15 October 2011

'We are the 99%' chant sounds increasingly convincing

ALBUQUERQUE, N.M.—John Steinbeck and the Joad family might have appreciated the noisy spectacle on the ghost of Route 66 here Saturday.

Central Avenue, once part of the iconic highway, roiled with several hundred loud, raucous protesters of all descriptions near Nob Hill, revealing the depth of the disgust in Albuquerque over the greed and indifference of the U.S. financial and political elite. This was the the most diverse of three demonstrations and marches inspired by Occupy Wall Street that have taken place on successive Saturdays in Albuquerque. Similar demonstrations of populist outrage across the country and globe are being reported today.

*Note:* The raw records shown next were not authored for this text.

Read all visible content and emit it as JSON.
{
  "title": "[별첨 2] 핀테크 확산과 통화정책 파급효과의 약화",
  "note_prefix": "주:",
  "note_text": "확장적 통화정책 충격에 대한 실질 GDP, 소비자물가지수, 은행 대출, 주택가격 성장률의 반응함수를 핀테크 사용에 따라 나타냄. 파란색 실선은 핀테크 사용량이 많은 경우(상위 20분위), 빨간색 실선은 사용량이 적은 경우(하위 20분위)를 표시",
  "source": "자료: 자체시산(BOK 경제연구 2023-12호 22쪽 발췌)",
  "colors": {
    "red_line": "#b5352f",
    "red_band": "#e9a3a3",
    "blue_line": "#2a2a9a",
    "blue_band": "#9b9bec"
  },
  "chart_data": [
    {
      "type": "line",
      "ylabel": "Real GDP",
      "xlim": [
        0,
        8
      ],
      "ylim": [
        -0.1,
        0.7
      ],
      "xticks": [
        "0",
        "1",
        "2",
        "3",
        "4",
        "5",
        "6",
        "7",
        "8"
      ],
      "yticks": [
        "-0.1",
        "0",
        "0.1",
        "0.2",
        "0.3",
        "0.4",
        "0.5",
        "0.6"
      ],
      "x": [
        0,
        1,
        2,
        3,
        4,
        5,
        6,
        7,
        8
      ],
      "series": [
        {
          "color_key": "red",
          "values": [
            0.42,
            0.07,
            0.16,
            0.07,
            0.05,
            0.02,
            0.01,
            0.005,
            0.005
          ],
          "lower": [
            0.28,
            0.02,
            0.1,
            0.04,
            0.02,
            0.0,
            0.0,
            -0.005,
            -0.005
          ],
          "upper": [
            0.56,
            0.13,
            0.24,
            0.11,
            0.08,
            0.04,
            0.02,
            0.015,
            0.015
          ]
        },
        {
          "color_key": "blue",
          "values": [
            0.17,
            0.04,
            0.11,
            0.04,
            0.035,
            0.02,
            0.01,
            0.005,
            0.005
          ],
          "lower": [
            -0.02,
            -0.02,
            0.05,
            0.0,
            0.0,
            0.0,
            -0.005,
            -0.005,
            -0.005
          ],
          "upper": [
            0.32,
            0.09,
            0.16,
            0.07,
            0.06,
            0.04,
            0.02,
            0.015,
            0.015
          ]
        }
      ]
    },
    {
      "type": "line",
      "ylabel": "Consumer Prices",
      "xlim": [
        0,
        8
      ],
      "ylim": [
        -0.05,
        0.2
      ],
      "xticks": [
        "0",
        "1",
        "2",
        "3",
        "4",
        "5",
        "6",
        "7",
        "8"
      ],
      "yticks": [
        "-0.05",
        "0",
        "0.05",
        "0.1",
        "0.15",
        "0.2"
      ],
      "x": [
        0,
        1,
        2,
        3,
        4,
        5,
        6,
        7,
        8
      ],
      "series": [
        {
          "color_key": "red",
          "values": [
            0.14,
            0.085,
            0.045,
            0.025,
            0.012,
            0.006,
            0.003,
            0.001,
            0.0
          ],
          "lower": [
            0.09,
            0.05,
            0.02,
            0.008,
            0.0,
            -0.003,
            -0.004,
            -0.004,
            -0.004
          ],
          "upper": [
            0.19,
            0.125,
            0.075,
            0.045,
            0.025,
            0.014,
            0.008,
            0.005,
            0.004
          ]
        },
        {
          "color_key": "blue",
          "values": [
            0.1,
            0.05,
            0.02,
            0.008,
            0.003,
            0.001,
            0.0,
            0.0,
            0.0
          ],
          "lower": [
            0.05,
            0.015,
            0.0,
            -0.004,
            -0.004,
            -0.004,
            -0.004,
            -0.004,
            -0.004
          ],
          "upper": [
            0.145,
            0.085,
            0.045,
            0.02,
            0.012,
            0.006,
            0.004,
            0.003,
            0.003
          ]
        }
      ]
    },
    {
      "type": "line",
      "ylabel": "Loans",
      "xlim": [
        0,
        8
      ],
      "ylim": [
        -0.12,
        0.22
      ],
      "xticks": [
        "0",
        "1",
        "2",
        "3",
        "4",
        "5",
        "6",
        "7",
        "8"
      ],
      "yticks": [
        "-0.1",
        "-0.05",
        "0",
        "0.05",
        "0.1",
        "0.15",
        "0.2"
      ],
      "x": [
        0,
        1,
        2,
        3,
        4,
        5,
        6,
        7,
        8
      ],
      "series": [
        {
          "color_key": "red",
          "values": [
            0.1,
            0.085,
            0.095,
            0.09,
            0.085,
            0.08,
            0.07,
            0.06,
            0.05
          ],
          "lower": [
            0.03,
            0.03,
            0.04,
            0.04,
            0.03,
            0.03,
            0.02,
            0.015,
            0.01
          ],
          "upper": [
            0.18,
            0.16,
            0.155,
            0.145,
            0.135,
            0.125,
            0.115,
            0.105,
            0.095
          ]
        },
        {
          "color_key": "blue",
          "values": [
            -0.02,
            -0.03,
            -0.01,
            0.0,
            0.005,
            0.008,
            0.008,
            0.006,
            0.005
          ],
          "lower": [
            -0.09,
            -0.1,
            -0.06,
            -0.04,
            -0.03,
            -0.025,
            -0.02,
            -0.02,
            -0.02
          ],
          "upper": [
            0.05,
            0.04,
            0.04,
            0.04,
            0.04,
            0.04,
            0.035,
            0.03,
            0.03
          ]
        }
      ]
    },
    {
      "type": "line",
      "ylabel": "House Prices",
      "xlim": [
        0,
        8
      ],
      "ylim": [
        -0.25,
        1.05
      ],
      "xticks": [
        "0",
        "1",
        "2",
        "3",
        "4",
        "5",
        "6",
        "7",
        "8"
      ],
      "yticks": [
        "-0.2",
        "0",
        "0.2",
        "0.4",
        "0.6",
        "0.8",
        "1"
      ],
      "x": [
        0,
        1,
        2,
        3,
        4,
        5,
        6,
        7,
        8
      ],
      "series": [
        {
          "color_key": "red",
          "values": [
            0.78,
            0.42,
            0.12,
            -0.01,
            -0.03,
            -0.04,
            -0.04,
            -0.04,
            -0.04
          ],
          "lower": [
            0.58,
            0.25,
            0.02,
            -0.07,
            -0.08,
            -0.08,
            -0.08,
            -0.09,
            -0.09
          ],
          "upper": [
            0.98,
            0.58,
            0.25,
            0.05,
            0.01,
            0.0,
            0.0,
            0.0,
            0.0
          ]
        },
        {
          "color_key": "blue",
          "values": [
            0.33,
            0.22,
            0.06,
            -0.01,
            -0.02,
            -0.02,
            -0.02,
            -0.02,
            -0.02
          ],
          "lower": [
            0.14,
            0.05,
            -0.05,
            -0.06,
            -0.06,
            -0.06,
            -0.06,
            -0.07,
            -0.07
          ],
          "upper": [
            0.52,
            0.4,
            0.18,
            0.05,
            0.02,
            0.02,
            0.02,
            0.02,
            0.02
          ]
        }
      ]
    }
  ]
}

The last time the economy was this bad was the Depression, which Steinbeck personalized in The Grapes of Wrath (1940) with the Joads, Oklahoma farmers who packed their life belongings into a beat-up truck and fled the Dust Bowl along U.S. 66, the major east-west highway, through Albuquerque, Grants and Gallup, N.M., in search of jobs in California.

While chant of the emerging Occupation movement, “We are the 99%,” is sounding more and more convincing, stunned critics are sharpening their attacks. OWS organizers were derided as “Lenin's ‘useful idiots’ in Manhattan” by one Ellis Washington:

For the past month, the liberal fascist mobs have been protesting American exceptionalism, capitalism and its symbolic embodiment, Wall Street in Manhattan. These legions of largely white hippie-types, are unwashed, unshaved, unemployed, unemployable masses; prone to violence, conspicuous drug use, rantings, cursing, public defecation on police cars and promiscuous sex —yet are clueless as to what, why or who they are even protesting.

Mr. Washington would be wise to step away from his computer and TV for a moment to venture into the streets.